ESUN, la nouvelle norme réseau des grands clusters d’IA
L’ Ethernet for Scale-Up Networking est un nouveau projet visant à définir des mécanismes pour communiquer en réseau au sein de très grands clusters d’IA, potentiellement étendus sur plusieurs datacenters, en minimisant la latence.
Dans trois ans, les plus grands clusters d'IA au monde seront en grande partie assemblés sur un réseau Ethernet. C'est ce qu'a affirmé Broadcom lors d'une présentation au sommet ONUG Fall 2025 AI Networking Summit. Broadcom collabore avec d'autres grands acteurs de l’infrastructure, comme AMD, ARM, Cisco, HPE, Meta, Microsoft, Nvidia, OpenAI et Oracle, pour développer le projet Ethernet for Scale-Up Networking (ESUN). Leur objectif est de faire progresser les réseaux Ethernet dans le domaine en pleine expansion des clusters d'IA de grande échelle.
Selon un rapport McKinsey datant d'avril 2025, les investisseurs en infrastructures prévoient d'ajouter 124 gigawatts de capacité de calcul aux centres de données entre 2025 et 2030. OpenAI, qui vise à contribuer à hauteur de 20 % à cette capacité au cours des cinq prochaines années, estime que ses clusters mettront en réseau environ 75 millions d'unités de traitement exponentiel (XPU). XPU est l’acronyme générique pour toutes les unités de traitement spécialisées qui contribuent à accélérer les traitements en IA : GPU, TPU, DPU...

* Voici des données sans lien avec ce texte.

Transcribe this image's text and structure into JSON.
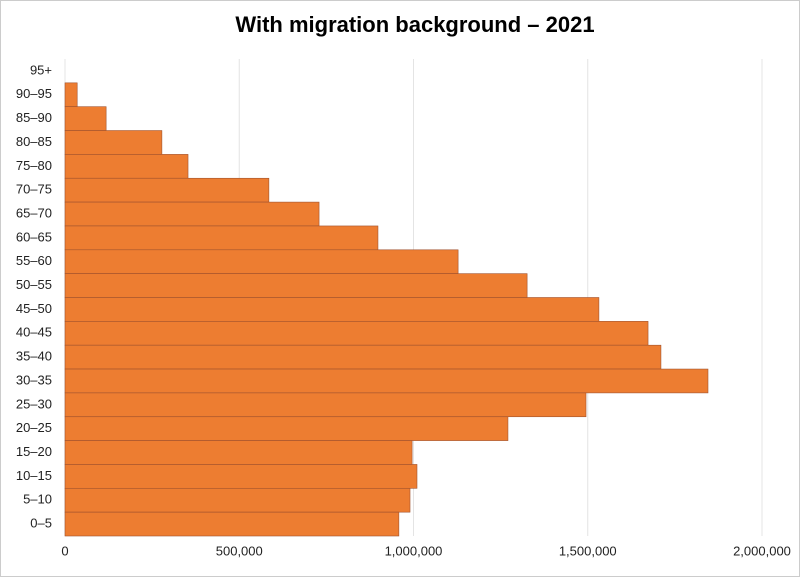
{
  "chart_data": {
    "type": "hbar",
    "title": "With migration background – 2021",
    "categories": [
      "95+",
      "90–95",
      "85–90",
      "80–85",
      "75–80",
      "70–75",
      "65–70",
      "60–65",
      "55–60",
      "50–55",
      "45–50",
      "40–45",
      "35–40",
      "30–35",
      "25–30",
      "20–25",
      "15–20",
      "10–15",
      "5–10",
      "0–5"
    ],
    "values": [
      0,
      35000,
      118000,
      278000,
      353000,
      585000,
      729000,
      898000,
      1128000,
      1326000,
      1532000,
      1673000,
      1710000,
      1845000,
      1495000,
      1271000,
      996000,
      1010000,
      990000,
      958000
    ],
    "color": "#ed7d31",
    "xlim": [
      0,
      2000000
    ],
    "xticks": [
      0,
      {
        "value": 500000,
        "label": "500,000"
      },
      {
        "value": 1000000,
        "label": "1,000,000"
      },
      {
        "value": 1500000,
        "label": "1,500,000"
      },
      {
        "value": 2000000,
        "label": "2,000,000"
      }
    ],
    "grid": true
  }
}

Les réseaux joueront un rôle de plus en plus important dans cette expansion. Outre l’interconnexion de millions de XPU disparates, ils doivent rester capables de fournir à grande échelle l'équilibrage de charge, le contrôle de la congestion et les mécanismes de défaillance. Il s’agit de construire des clusters qui s’étendent au-delà d’une rangée de baies racks dans un datacenter, voire au-delà du datacenter.
Les trois échelles des réseaux pour l’IA
Il y a trois échelles de réseaux dans une infrastructure d’IA : Scale-up, Scale-out et Scale-across.
Réseaux Scale-up. Un réseau Scale-up est un réseau à l’échelle d’une baie rack. En général, il sert à interconnecter une centaine de cartes accélératrices. L’enjeu du projet ESUN est de concevoir un réseau à saut unique entre deux XPU pour atteindre une latence minimale. Idéalement, tous les accélérateurs doivent être directement connectés et chacun doit pouvoir accéder instantanément à la mémoire des autres.
Réseaux Scale-out. Les réseaux Scale-out interconnectent plusieurs baies racks et doivent relier des milliers de XPU au sein d'un seul datacenter. L'architecture devient plus complexe à ce stade. L'équilibrage de charge et le contrôle de la congestion sont extrêmement difficiles. L’enjeu du projet ESUN est de passer de cinq sauts actuellement entre deux XPU qui ne se trouvent pas dans la même baie à seulement trois sauts. Cela revient à diviser par trois le nombre de switches Ethernet.
Outre réduire la latence, le design ESUN doit aussi permettre de diminuer le nombre d’embouts optiques qu’on insère dans les connecteurs Ethernet pour véhiculer les signaux sur des fibres. Ces embouts coûtent non seulement très cher à l’achat, mais sont aussi particulièrement énergivores. Enfin, enlever des switches reviendra aussi à enlever des risques de défaillance.
Réseaux Scale-Across. Un datacenter de 10 mégawatts peut accueillir environ 6 000 XPU. Les clusters plus importants nécessitent des connexions sans perte entre plusieurs bâtiments, c’est l’objet du réseau Scale-across. Ici, l’enjeu est de parvenir à chiffrer les communications sans que cela ne les ralentisse.
L’enjeu du projet ESUN est de définir les principes de conception de tels réseaux. Cela consiste principalement à spécifier la manière dont le trafic est envoyé à travers les switches Ethernet, avec un transfert de données sans perte, une gestion des erreurs plus optimale et de nouveaux en-têtes de protocole. Il s’agit en particulier de prendre en compte le fonctionnement intrinsèque des XPU en ce qui concerne la répartition de la charge de travail.
D’emblée, le projet ESUN est conçu pour s’articuler avec la norme Ultra Ethernet, de sorte qu’il s’agisse d’un standard que chaque fabricant de carte réseau puisse implémenter. A priori, il devrait aussi s’articuler avec les travaux du consortium UALink qui vise, lui, plus précisément à autoriser de très hauts débits sans perte sur des XPU autres que ceux de Nvidia.